Чонин допил кофе, поставил чашку на стол и криво усмехнулся с неизбежной иронией.

— Спасибо за кофе. Не буду больше испытывать твоё терпение и тихо удалюсь.

— Весьма кстати. Ты хоть где живёшь?

— Это неважно.

Хань опешил от такого ответа, поэтому не успел за проворным гостем. Чонин ушёл раньше, чем он достаточно оклемался. Когда Хань выглянул из дома, обнаружил Чонина уже на приличном удалении — тот возвращался тем путём, каким они недавно пришли.

Прислонившись плечом к косяку, Хань вздохнул и нахмурился. События этого дня ничуть не прояснили общую картину. Хань по-прежнему не мог ничего понять в поведении Чонина.
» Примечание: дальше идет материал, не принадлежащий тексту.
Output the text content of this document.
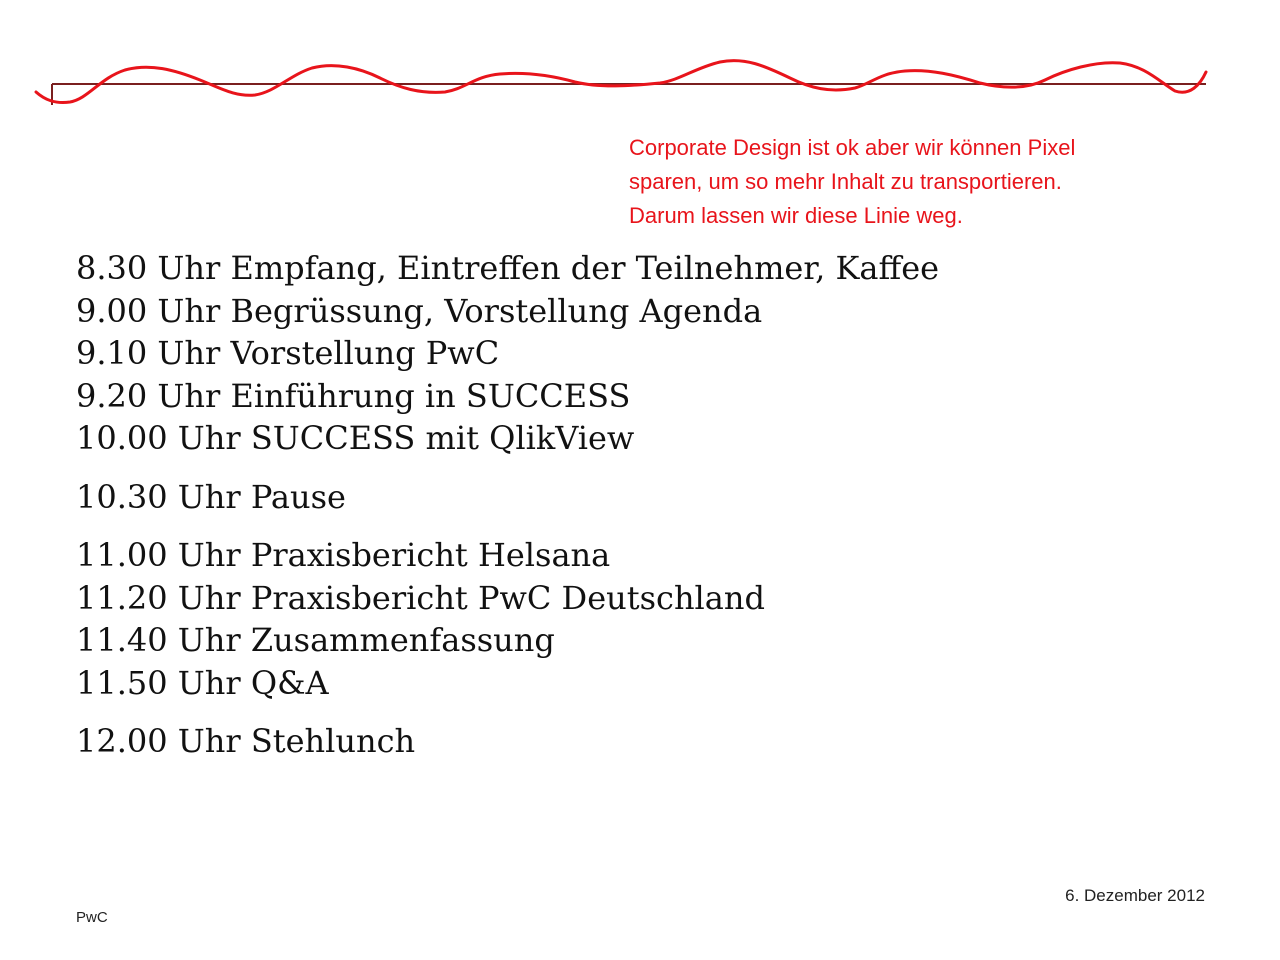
Corporate Design ist ok aber wir können Pixel
sparen, um so mehr Inhalt zu transportieren.
Darum lassen wir diese Linie weg.
8.30 Uhr Empfang, Eintreffen der Teilnehmer, Kaffee
9.00 Uhr Begrüssung, Vorstellung Agenda
9.10 Uhr Vorstellung PwC
9.20 Uhr Einführung in SUCCESS
10.00 Uhr SUCCESS mit QlikView
10.30 Uhr Pause
11.00 Uhr Praxisbericht Helsana
11.20 Uhr Praxisbericht PwC Deutschland
11.40 Uhr Zusammenfassung
11.50 Uhr Q&A
12.00 Uhr Stehlunch
6. Dezember 2012
PwC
Чонин больше не приходил на занятия до ежемесячного зачёта. Без него краски как будто немного потускнели, а Хань не раз ловил себя на том, что машинально ищет взглядом ослепительную и по-мальчишески озорную улыбку и не находит. Во время второго ежемесячного зачёта Хань старательно давил в себе не слишком уместную радость и подмечал уже виденные ранее детали: спокойствие Чонина, методичное заполнение бланка за десять минут и странную игру в вопросы и ответы, уходившую всё дальше от программы по истории искусств.